I have tested a query which can take in the order of 1-10 seconds from our application, which when run over psql will take at most 20 ms.

We believe this issue is related to concurrent connections particularly because of the behavior described above and because we see these performance hits when accessing different tables in the system. However, we are not sure of this and could very readily accept alternate suggestions or solutions.

What is the usual way of handling concurrent connections from multiple processes against a single database server, in a way that will enable queries to execute quickly?

Best Answer

You sort of answer your own question when you say you have no pooling but...

This is not an answer out of the box, with all client/db stuff you may need to do some work to determine exactly what is amiss

backup postgresql.conf changing

log_min_duration_statement to 0 
log_destination = 'csvlog'              # Valid values are combinations of      
logging_collector = on                # Enable capturing of stderr and csvlog 
log_directory = 'pg_log'                # directory where log files are written,
log_filename = 'postgresql-%Y-%m-%d_%H%M%S.log' # log file name pattern,        
debug_print_parse = on
debug_print_rewritten = on
debug_print_plan output = on
log_min_messages = info (debug1 for all server versions prior to 8.4)

Stop and restart your database server ( reload may not pick up the changes ) Reproduce your tests ensuring that the server time and client times match and that you record the start times etc.

copy the log file off an import into editor of your choice (excel or another spreadsheet can be useful for getting advance manipulation for sql & plans etc)

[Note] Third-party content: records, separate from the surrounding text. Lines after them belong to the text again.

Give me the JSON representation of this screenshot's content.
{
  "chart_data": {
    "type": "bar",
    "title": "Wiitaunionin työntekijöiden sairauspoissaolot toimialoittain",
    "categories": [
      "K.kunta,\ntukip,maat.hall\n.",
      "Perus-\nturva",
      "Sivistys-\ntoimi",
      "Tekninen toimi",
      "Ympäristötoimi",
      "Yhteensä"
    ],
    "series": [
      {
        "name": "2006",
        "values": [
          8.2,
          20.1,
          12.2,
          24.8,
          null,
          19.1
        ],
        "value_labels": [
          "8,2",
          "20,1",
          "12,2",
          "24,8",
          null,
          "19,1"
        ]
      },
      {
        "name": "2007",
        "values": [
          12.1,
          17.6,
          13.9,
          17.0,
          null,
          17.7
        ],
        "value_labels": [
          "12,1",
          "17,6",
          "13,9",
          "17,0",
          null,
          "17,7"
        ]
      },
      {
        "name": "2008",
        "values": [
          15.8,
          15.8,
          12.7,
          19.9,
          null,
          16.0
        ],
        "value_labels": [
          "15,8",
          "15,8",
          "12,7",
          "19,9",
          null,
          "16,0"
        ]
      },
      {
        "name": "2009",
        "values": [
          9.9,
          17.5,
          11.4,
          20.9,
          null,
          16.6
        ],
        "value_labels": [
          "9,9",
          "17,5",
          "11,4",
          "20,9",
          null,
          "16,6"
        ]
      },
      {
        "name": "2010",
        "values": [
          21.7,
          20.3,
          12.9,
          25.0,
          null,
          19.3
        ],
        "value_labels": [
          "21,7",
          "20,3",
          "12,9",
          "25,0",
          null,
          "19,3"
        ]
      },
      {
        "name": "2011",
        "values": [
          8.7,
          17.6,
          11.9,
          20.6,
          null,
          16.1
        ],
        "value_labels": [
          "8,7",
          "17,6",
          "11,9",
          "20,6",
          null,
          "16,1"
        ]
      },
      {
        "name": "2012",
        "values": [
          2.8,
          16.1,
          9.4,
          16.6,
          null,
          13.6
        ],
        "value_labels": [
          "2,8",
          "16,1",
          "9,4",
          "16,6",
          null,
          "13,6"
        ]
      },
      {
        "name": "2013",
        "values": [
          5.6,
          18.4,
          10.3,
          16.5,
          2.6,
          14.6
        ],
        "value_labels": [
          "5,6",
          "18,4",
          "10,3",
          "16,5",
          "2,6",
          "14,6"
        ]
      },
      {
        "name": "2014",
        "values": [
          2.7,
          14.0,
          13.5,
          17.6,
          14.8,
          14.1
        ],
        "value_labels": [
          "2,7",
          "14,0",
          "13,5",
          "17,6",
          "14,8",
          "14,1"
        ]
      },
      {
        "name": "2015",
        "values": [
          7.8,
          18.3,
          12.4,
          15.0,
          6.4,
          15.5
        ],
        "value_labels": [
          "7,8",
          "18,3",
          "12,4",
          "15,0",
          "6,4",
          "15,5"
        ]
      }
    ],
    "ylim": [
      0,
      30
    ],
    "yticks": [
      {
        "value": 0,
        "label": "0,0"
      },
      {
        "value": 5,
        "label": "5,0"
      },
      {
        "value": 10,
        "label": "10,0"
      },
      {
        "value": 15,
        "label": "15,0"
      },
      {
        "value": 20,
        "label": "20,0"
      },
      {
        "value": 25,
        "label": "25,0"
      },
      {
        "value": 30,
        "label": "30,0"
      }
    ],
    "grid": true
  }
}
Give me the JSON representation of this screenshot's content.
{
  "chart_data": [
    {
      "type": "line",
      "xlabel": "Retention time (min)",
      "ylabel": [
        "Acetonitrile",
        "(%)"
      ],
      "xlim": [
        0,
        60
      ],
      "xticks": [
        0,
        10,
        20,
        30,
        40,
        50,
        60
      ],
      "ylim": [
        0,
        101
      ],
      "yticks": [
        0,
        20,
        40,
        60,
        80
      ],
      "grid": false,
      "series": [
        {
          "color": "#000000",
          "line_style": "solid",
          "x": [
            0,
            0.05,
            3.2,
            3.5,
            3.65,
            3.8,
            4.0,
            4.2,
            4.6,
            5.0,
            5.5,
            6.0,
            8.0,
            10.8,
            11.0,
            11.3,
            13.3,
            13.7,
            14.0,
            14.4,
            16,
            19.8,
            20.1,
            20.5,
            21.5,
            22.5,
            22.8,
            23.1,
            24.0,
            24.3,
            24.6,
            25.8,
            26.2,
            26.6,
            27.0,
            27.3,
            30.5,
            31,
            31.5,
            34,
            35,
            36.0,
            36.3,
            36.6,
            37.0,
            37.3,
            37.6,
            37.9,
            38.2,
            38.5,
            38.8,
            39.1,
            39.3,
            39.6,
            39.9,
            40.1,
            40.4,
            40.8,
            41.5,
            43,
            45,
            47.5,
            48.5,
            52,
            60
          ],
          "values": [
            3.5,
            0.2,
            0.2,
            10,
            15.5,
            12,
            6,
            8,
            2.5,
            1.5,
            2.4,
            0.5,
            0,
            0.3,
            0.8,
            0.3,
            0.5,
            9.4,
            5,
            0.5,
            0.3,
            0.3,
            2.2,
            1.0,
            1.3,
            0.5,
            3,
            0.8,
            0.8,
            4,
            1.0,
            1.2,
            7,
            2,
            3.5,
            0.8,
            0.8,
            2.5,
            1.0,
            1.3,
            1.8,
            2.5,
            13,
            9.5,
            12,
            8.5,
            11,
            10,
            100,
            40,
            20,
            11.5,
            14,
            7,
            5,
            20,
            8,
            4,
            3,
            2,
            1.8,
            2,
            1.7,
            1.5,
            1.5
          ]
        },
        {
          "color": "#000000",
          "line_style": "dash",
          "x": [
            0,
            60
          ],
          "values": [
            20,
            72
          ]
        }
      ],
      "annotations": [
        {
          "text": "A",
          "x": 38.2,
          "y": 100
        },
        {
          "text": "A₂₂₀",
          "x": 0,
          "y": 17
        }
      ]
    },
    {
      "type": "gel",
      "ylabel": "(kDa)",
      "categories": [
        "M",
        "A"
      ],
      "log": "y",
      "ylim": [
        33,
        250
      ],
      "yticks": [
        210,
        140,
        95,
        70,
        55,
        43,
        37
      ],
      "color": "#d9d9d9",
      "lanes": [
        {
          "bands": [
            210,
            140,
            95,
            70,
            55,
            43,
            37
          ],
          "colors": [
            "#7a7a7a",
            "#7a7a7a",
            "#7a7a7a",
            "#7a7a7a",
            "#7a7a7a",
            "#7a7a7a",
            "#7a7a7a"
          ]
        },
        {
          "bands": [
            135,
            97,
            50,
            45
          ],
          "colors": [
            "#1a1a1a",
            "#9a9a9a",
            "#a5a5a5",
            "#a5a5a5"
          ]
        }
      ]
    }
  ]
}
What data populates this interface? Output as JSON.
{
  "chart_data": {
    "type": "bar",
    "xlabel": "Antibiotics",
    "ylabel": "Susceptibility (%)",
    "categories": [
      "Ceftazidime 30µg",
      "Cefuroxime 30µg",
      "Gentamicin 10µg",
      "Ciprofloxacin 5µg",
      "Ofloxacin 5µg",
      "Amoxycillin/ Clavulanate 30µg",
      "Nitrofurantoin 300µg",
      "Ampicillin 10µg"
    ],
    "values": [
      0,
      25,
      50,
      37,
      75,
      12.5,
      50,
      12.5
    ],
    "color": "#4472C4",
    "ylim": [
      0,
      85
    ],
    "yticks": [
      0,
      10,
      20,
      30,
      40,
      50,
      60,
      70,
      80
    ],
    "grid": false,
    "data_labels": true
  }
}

now examine the timings from the server side and note:

is the sql reported on the server the same in each case

if the same you should have the same timings

is the client generating a cursor rather than passing sql

is the query arriving on the server when you believe it should do

is one driver doing a lot of casting/converting between character sets or implicit converting of other types such as dates or timestamps.

and so on

The plan data will be included for completeness, this may inform if there are gross differences in the SQL submitted by the clients.